The next order of intensification would call for the word 'catastrophe,' and though naysayers will cluck at the use of that word, we may well yet see it justified.

One thing that has really been bothering me and which doesn't seem to have been raised very often, if at all, by commentators in the press is simply this: Where were the regulators?

Where were the Securities and Exchange Commission, the Federal Reserve Board, and the rest of the phalanx of regulators that are supposed to be protecting the investing public?

The answer is that they were nowhere to be found as weird and weirder instruments made their way into the financial markets and thus into the accounts of investors. They were nowhere to be found as risky and riskier securitizations proliferated like rabbits in heat.

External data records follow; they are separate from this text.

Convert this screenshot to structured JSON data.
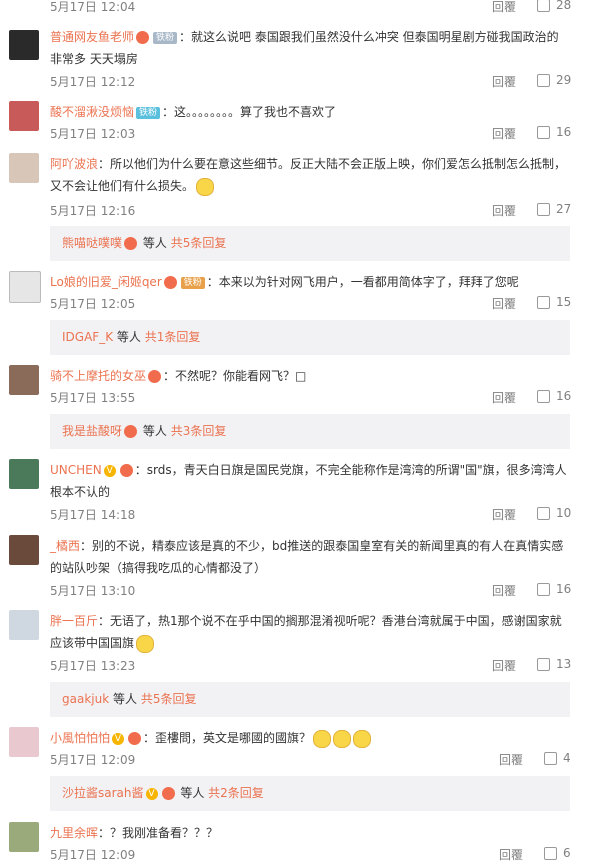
{
  "comments": [
    {
      "user": "",
      "text": "",
      "time": "5月17日 12:04",
      "reply": "回覆",
      "likes": "28"
    },
    {
      "user": "普通网友鱼老师",
      "badge": "铁粉",
      "text": "：就这么说吧 泰国跟我们虽然没什么冲突 但泰国明星剧方碰我国政治的非常多 天天塌房",
      "time": "5月17日 12:12",
      "reply": "回覆",
      "likes": "29"
    },
    {
      "user": "酸不溜湫没烦恼",
      "badge": "铁粉",
      "text": "：这。。。。。。。。算了我也不喜欢了",
      "time": "5月17日 12:03",
      "reply": "回覆",
      "likes": "16"
    },
    {
      "user": "阿吖波浪",
      "text": "：所以他们为什么要在意这些细节。反正大陆不会正版上映，你们爱怎么抵制怎么抵制，又不会让他们有什么损失。",
      "time": "5月17日 12:16",
      "reply": "回覆",
      "likes": "27",
      "sub": {
        "who": "熊喵哒噗噗",
        "etc": "等人",
        "more": "共5条回复"
      }
    },
    {
      "user": "Lo娘的旧爱_闲姬qer",
      "badge": "铁粉",
      "text": "：本来以为针对网飞用户，一看都用简体字了，拜拜了您呢",
      "time": "5月17日 12:05",
      "reply": "回覆",
      "likes": "15",
      "sub": {
        "who": "IDGAF_K",
        "etc": "等人",
        "more": "共1条回复"
      }
    },
    {
      "user": "骑不上摩托的女巫",
      "text": "：不然呢？你能看网飞？□",
      "time": "5月17日 13:55",
      "reply": "回覆",
      "likes": "16",
      "sub": {
        "who": "我是盐酸呀",
        "etc": "等人",
        "more": "共3条回复"
      }
    },
    {
      "user": "UNCHEN",
      "text": "：srds，青天白日旗是国民党旗，不完全能称作是湾湾的所谓\"国\"旗，很多湾湾人根本不认的",
      "time": "5月17日 14:18",
      "reply": "回覆",
      "likes": "10"
    },
    {
      "user": "_橘西",
      "text": "：别的不说，精泰应该是真的不少，bd推送的跟泰国皇室有关的新闻里真的有人在真情实感的站队吵架（搞得我吃瓜的心情都没了）",
      "time": "5月17日 13:10",
      "reply": "回覆",
      "likes": "16"
    },
    {
      "user": "胖一百斤",
      "text": "：无语了，热1那个说不在乎中国的搁那混淆视听呢？香港台湾就属于中国，感谢国家就应该带中国国旗",
      "time": "5月17日 13:23",
      "reply": "回覆",
      "likes": "13",
      "sub": {
        "who": "gaakjuk",
        "etc": "等人",
        "more": "共5条回复"
      }
    },
    {
      "user": "小風怕怕怕",
      "text": "：歪樓問，英文是哪國的國旗？",
      "time": "5月17日 12:09",
      "reply": "回覆",
      "likes": "4",
      "sub": {
        "who": "沙拉酱sarah酱",
        "etc": "等人",
        "more": "共2条回复"
      }
    },
    {
      "user": "九里余晖",
      "text": "：？我刚准备看？？？",
      "time": "5月17日 12:09",
      "reply": "回覆",
      "likes": "6"
    }
  ]
}
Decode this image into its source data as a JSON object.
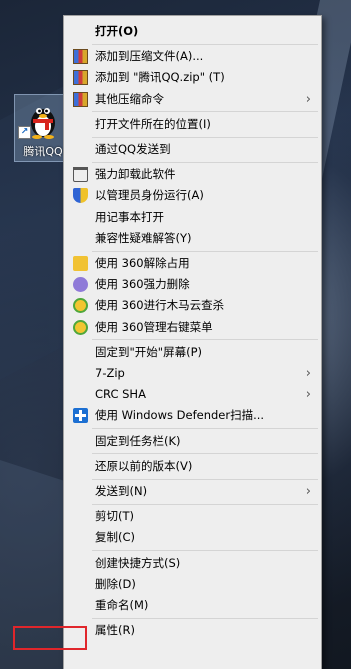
{
  "desktop": {
    "icon_label": "腾讯QQ"
  },
  "menu": [
    {
      "label": "打开(O)",
      "bold": true,
      "icon": "",
      "submenu": false
    },
    {
      "sep": true
    },
    {
      "label": "添加到压缩文件(A)...",
      "icon": "winrar-archive-icon",
      "submenu": false
    },
    {
      "label": "添加到 \"腾讯QQ.zip\" (T)",
      "icon": "winrar-archive-icon",
      "submenu": false
    },
    {
      "label": "其他压缩命令",
      "icon": "winrar-archive-icon",
      "submenu": true
    },
    {
      "sep": true
    },
    {
      "label": "打开文件所在的位置(I)",
      "icon": "",
      "submenu": false
    },
    {
      "sep": true
    },
    {
      "label": "通过QQ发送到",
      "icon": "",
      "submenu": false
    },
    {
      "sep": true
    },
    {
      "label": "强力卸载此软件",
      "icon": "trash-bin-icon",
      "submenu": false
    },
    {
      "label": "以管理员身份运行(A)",
      "icon": "uac-shield-icon",
      "submenu": false
    },
    {
      "label": "用记事本打开",
      "icon": "",
      "submenu": false
    },
    {
      "label": "兼容性疑难解答(Y)",
      "icon": "",
      "submenu": false
    },
    {
      "sep": true
    },
    {
      "label": "使用 360解除占用",
      "icon": "360-unlock-icon",
      "submenu": false
    },
    {
      "label": "使用 360强力删除",
      "icon": "360-shred-icon",
      "submenu": false
    },
    {
      "label": "使用 360进行木马云查杀",
      "icon": "360-scan-icon",
      "submenu": false
    },
    {
      "label": "使用 360管理右键菜单",
      "icon": "360-scan-icon",
      "submenu": false
    },
    {
      "sep": true
    },
    {
      "label": "固定到\"开始\"屏幕(P)",
      "icon": "",
      "submenu": false
    },
    {
      "label": "7-Zip",
      "icon": "",
      "submenu": true
    },
    {
      "label": "CRC SHA",
      "icon": "",
      "submenu": true
    },
    {
      "label": "使用 Windows Defender扫描...",
      "icon": "windows-defender-icon",
      "submenu": false
    },
    {
      "sep": true
    },
    {
      "label": "固定到任务栏(K)",
      "icon": "",
      "submenu": false
    },
    {
      "sep": true
    },
    {
      "label": "还原以前的版本(V)",
      "icon": "",
      "submenu": false
    },
    {
      "sep": true
    },
    {
      "label": "发送到(N)",
      "icon": "",
      "submenu": true
    },
    {
      "sep": true
    },
    {
      "label": "剪切(T)",
      "icon": "",
      "submenu": false
    },
    {
      "label": "复制(C)",
      "icon": "",
      "submenu": false
    },
    {
      "sep": true
    },
    {
      "label": "创建快捷方式(S)",
      "icon": "",
      "submenu": false
    },
    {
      "label": "删除(D)",
      "icon": "",
      "submenu": false
    },
    {
      "label": "重命名(M)",
      "icon": "",
      "submenu": false
    },
    {
      "sep": true
    },
    {
      "label": "属性(R)",
      "icon": "",
      "submenu": false
    }
  ],
  "colors": {
    "highlight_box": "#e0262b",
    "menu_bg": "#eeeeee"
  }
}
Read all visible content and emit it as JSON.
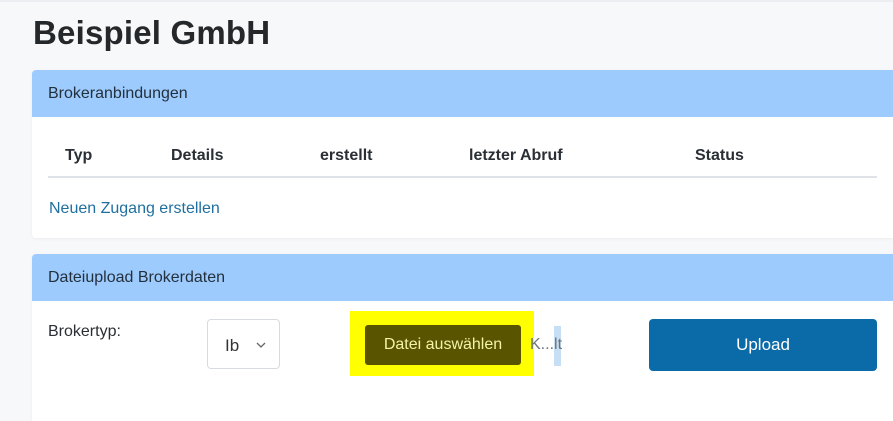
{
  "page": {
    "title": "Beispiel GmbH"
  },
  "broker_connections": {
    "header": "Brokeranbindungen",
    "columns": [
      "Typ",
      "Details",
      "erstellt",
      "letzter Abruf",
      "Status"
    ],
    "create_link": "Neuen Zugang erstellen"
  },
  "upload": {
    "header": "Dateiupload Brokerdaten",
    "broker_label": "Brokertyp:",
    "broker_select_value": "Ib",
    "file_button": "Datei auswählen",
    "file_name": "K...lt",
    "upload_button": "Upload"
  },
  "colors": {
    "header_bg": "#9ecbfd",
    "link": "#1f6fa0",
    "highlight": "#ffff00",
    "file_button_bg": "#585400",
    "upload_button_bg": "#0b6aa8"
  },
  "icons": {
    "select_chevron": "chevron-down-icon"
  }
}
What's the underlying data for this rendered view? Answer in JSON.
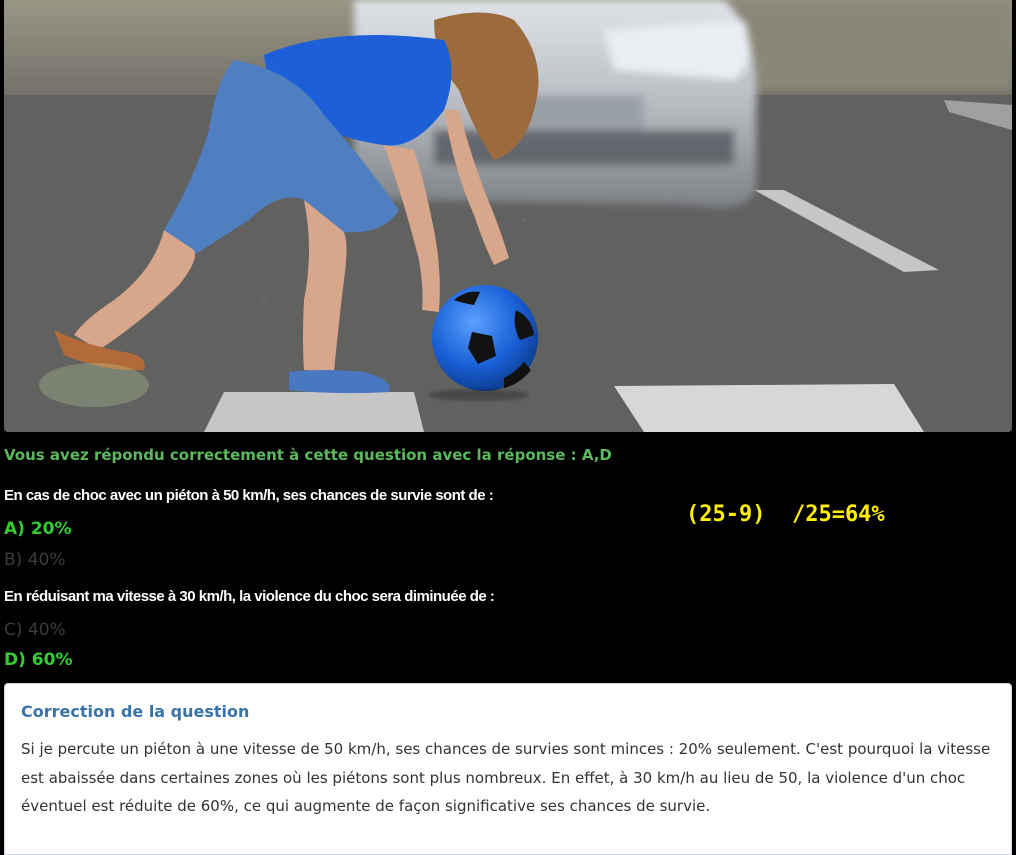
{
  "photo": {
    "alt": "Enfant ramassant un ballon bleu sur un passage piéton devant une voiture"
  },
  "result": {
    "message": "Vous avez répondu correctement à cette question avec la réponse : A,D"
  },
  "questions": [
    {
      "text": "En cas de choc avec un piéton à 50 km/h, ses chances de survie sont de :",
      "answers": [
        {
          "label": "A) 20%",
          "correct": true
        },
        {
          "label": "B) 40%",
          "correct": false
        }
      ]
    },
    {
      "text": "En réduisant ma vitesse à 30 km/h, la violence du choc sera diminuée de :",
      "answers": [
        {
          "label": "C) 40%",
          "correct": false
        },
        {
          "label": "D) 60%",
          "correct": true
        }
      ]
    }
  ],
  "calculation": "(25-9)  /25=64%",
  "correction": {
    "title": "Correction de la question",
    "body": "Si je percute un piéton à une vitesse de 50 km/h, ses chances de survies sont minces : 20% seulement. C'est pourquoi la vitesse est abaissée dans certaines zones où les piétons sont plus nombreux. En effet, à 30 km/h au lieu de 50, la violence d'un choc éventuel est réduite de 60%, ce qui augmente de façon significative ses chances de survie."
  },
  "colors": {
    "correct_answer": "#33cc33",
    "wrong_answer": "#3c3c3c",
    "result_message": "#5cb85c",
    "calculation": "#ffee00",
    "panel_title": "#3a73a8"
  }
}
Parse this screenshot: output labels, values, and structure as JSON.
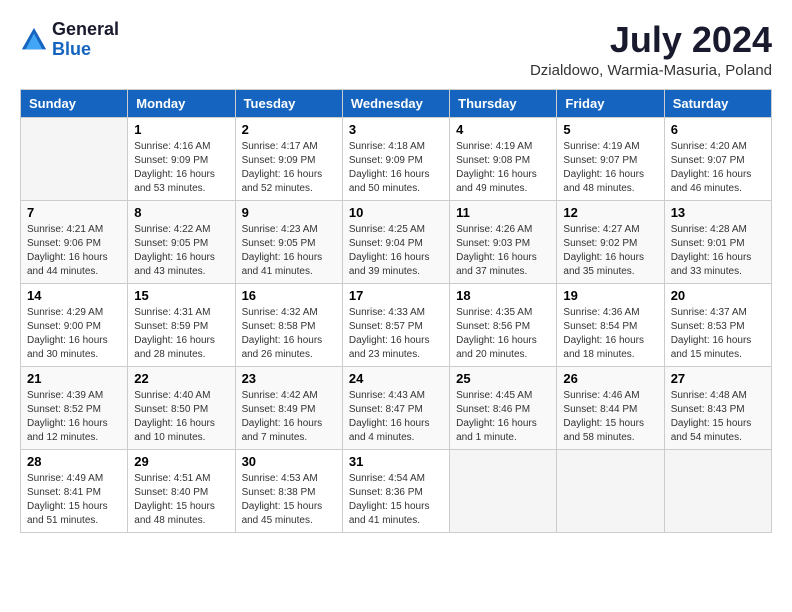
{
  "header": {
    "logo": {
      "general": "General",
      "blue": "Blue"
    },
    "title": "July 2024",
    "location": "Dzialdowo, Warmia-Masuria, Poland"
  },
  "calendar": {
    "days_of_week": [
      "Sunday",
      "Monday",
      "Tuesday",
      "Wednesday",
      "Thursday",
      "Friday",
      "Saturday"
    ],
    "weeks": [
      [
        {
          "day": "",
          "sunrise": "",
          "sunset": "",
          "daylight": ""
        },
        {
          "day": "1",
          "sunrise": "Sunrise: 4:16 AM",
          "sunset": "Sunset: 9:09 PM",
          "daylight": "Daylight: 16 hours and 53 minutes."
        },
        {
          "day": "2",
          "sunrise": "Sunrise: 4:17 AM",
          "sunset": "Sunset: 9:09 PM",
          "daylight": "Daylight: 16 hours and 52 minutes."
        },
        {
          "day": "3",
          "sunrise": "Sunrise: 4:18 AM",
          "sunset": "Sunset: 9:09 PM",
          "daylight": "Daylight: 16 hours and 50 minutes."
        },
        {
          "day": "4",
          "sunrise": "Sunrise: 4:19 AM",
          "sunset": "Sunset: 9:08 PM",
          "daylight": "Daylight: 16 hours and 49 minutes."
        },
        {
          "day": "5",
          "sunrise": "Sunrise: 4:19 AM",
          "sunset": "Sunset: 9:07 PM",
          "daylight": "Daylight: 16 hours and 48 minutes."
        },
        {
          "day": "6",
          "sunrise": "Sunrise: 4:20 AM",
          "sunset": "Sunset: 9:07 PM",
          "daylight": "Daylight: 16 hours and 46 minutes."
        }
      ],
      [
        {
          "day": "7",
          "sunrise": "Sunrise: 4:21 AM",
          "sunset": "Sunset: 9:06 PM",
          "daylight": "Daylight: 16 hours and 44 minutes."
        },
        {
          "day": "8",
          "sunrise": "Sunrise: 4:22 AM",
          "sunset": "Sunset: 9:05 PM",
          "daylight": "Daylight: 16 hours and 43 minutes."
        },
        {
          "day": "9",
          "sunrise": "Sunrise: 4:23 AM",
          "sunset": "Sunset: 9:05 PM",
          "daylight": "Daylight: 16 hours and 41 minutes."
        },
        {
          "day": "10",
          "sunrise": "Sunrise: 4:25 AM",
          "sunset": "Sunset: 9:04 PM",
          "daylight": "Daylight: 16 hours and 39 minutes."
        },
        {
          "day": "11",
          "sunrise": "Sunrise: 4:26 AM",
          "sunset": "Sunset: 9:03 PM",
          "daylight": "Daylight: 16 hours and 37 minutes."
        },
        {
          "day": "12",
          "sunrise": "Sunrise: 4:27 AM",
          "sunset": "Sunset: 9:02 PM",
          "daylight": "Daylight: 16 hours and 35 minutes."
        },
        {
          "day": "13",
          "sunrise": "Sunrise: 4:28 AM",
          "sunset": "Sunset: 9:01 PM",
          "daylight": "Daylight: 16 hours and 33 minutes."
        }
      ],
      [
        {
          "day": "14",
          "sunrise": "Sunrise: 4:29 AM",
          "sunset": "Sunset: 9:00 PM",
          "daylight": "Daylight: 16 hours and 30 minutes."
        },
        {
          "day": "15",
          "sunrise": "Sunrise: 4:31 AM",
          "sunset": "Sunset: 8:59 PM",
          "daylight": "Daylight: 16 hours and 28 minutes."
        },
        {
          "day": "16",
          "sunrise": "Sunrise: 4:32 AM",
          "sunset": "Sunset: 8:58 PM",
          "daylight": "Daylight: 16 hours and 26 minutes."
        },
        {
          "day": "17",
          "sunrise": "Sunrise: 4:33 AM",
          "sunset": "Sunset: 8:57 PM",
          "daylight": "Daylight: 16 hours and 23 minutes."
        },
        {
          "day": "18",
          "sunrise": "Sunrise: 4:35 AM",
          "sunset": "Sunset: 8:56 PM",
          "daylight": "Daylight: 16 hours and 20 minutes."
        },
        {
          "day": "19",
          "sunrise": "Sunrise: 4:36 AM",
          "sunset": "Sunset: 8:54 PM",
          "daylight": "Daylight: 16 hours and 18 minutes."
        },
        {
          "day": "20",
          "sunrise": "Sunrise: 4:37 AM",
          "sunset": "Sunset: 8:53 PM",
          "daylight": "Daylight: 16 hours and 15 minutes."
        }
      ],
      [
        {
          "day": "21",
          "sunrise": "Sunrise: 4:39 AM",
          "sunset": "Sunset: 8:52 PM",
          "daylight": "Daylight: 16 hours and 12 minutes."
        },
        {
          "day": "22",
          "sunrise": "Sunrise: 4:40 AM",
          "sunset": "Sunset: 8:50 PM",
          "daylight": "Daylight: 16 hours and 10 minutes."
        },
        {
          "day": "23",
          "sunrise": "Sunrise: 4:42 AM",
          "sunset": "Sunset: 8:49 PM",
          "daylight": "Daylight: 16 hours and 7 minutes."
        },
        {
          "day": "24",
          "sunrise": "Sunrise: 4:43 AM",
          "sunset": "Sunset: 8:47 PM",
          "daylight": "Daylight: 16 hours and 4 minutes."
        },
        {
          "day": "25",
          "sunrise": "Sunrise: 4:45 AM",
          "sunset": "Sunset: 8:46 PM",
          "daylight": "Daylight: 16 hours and 1 minute."
        },
        {
          "day": "26",
          "sunrise": "Sunrise: 4:46 AM",
          "sunset": "Sunset: 8:44 PM",
          "daylight": "Daylight: 15 hours and 58 minutes."
        },
        {
          "day": "27",
          "sunrise": "Sunrise: 4:48 AM",
          "sunset": "Sunset: 8:43 PM",
          "daylight": "Daylight: 15 hours and 54 minutes."
        }
      ],
      [
        {
          "day": "28",
          "sunrise": "Sunrise: 4:49 AM",
          "sunset": "Sunset: 8:41 PM",
          "daylight": "Daylight: 15 hours and 51 minutes."
        },
        {
          "day": "29",
          "sunrise": "Sunrise: 4:51 AM",
          "sunset": "Sunset: 8:40 PM",
          "daylight": "Daylight: 15 hours and 48 minutes."
        },
        {
          "day": "30",
          "sunrise": "Sunrise: 4:53 AM",
          "sunset": "Sunset: 8:38 PM",
          "daylight": "Daylight: 15 hours and 45 minutes."
        },
        {
          "day": "31",
          "sunrise": "Sunrise: 4:54 AM",
          "sunset": "Sunset: 8:36 PM",
          "daylight": "Daylight: 15 hours and 41 minutes."
        },
        {
          "day": "",
          "sunrise": "",
          "sunset": "",
          "daylight": ""
        },
        {
          "day": "",
          "sunrise": "",
          "sunset": "",
          "daylight": ""
        },
        {
          "day": "",
          "sunrise": "",
          "sunset": "",
          "daylight": ""
        }
      ]
    ]
  }
}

I find this scary because if the very agencies that are supposing to be protecting us are, in fact, asleep at the wheel, then for one thing, trust in the markets takes a big hit, and secondly, it gives credibility to the feeling that the game is rigged because at some point somebody made a ton of money on what is now worthless.

The truth is that if anyone at the SEC, FINRA or the Fed knew what was going on, they did a pretty good job of hiding it. But even more to the point, regulation should not be a retroactive activity. To truly be effective, it needs to keep pace with what is going on in the market.

This is where our regulators failed. While pointy-headed math whizzes were locked in tiny back rooms at investment banks until they come up with an even more exotic tranche for tomorrow's securitization, our regulatory agencies were still trying to figure out how to sharpen the pencils.

They need to have personnel on staff that can keep up with the MBAs at the Merrills and the Bears. There needs to be a place in government for pointy heads!

Even now, months after the tremendous exposure of commercial banks and investment banks started to surface, no one seems to be able to put their finger on what is the extent of that exposure and how many shoes have yet to drop. So complicated had the instruments become that that it's all but certain that many investors–even institutional ones–didn't know what they were buying. Turns out they bought the goods.

This is why the stock market has been so volatile of late, with triple-digit swings in either direction becoming commonplace, sometimes on consecutive days. The oscillations have become so rapid and violent that hummingbirds are starting to look placid by comparison.

It also doesn't help to know that those executives who led their companies into this Crimean-like charge are being richly rewarded as they are shown the door for their efforts.

The whole experience reminds me of the old Wild West. Fun to play when you're a kid because the bullets aren't real. Not so much fun when you're an adult whose money is taken by the bad guys. It's then that you understand just how important it is to have the sheriff in town.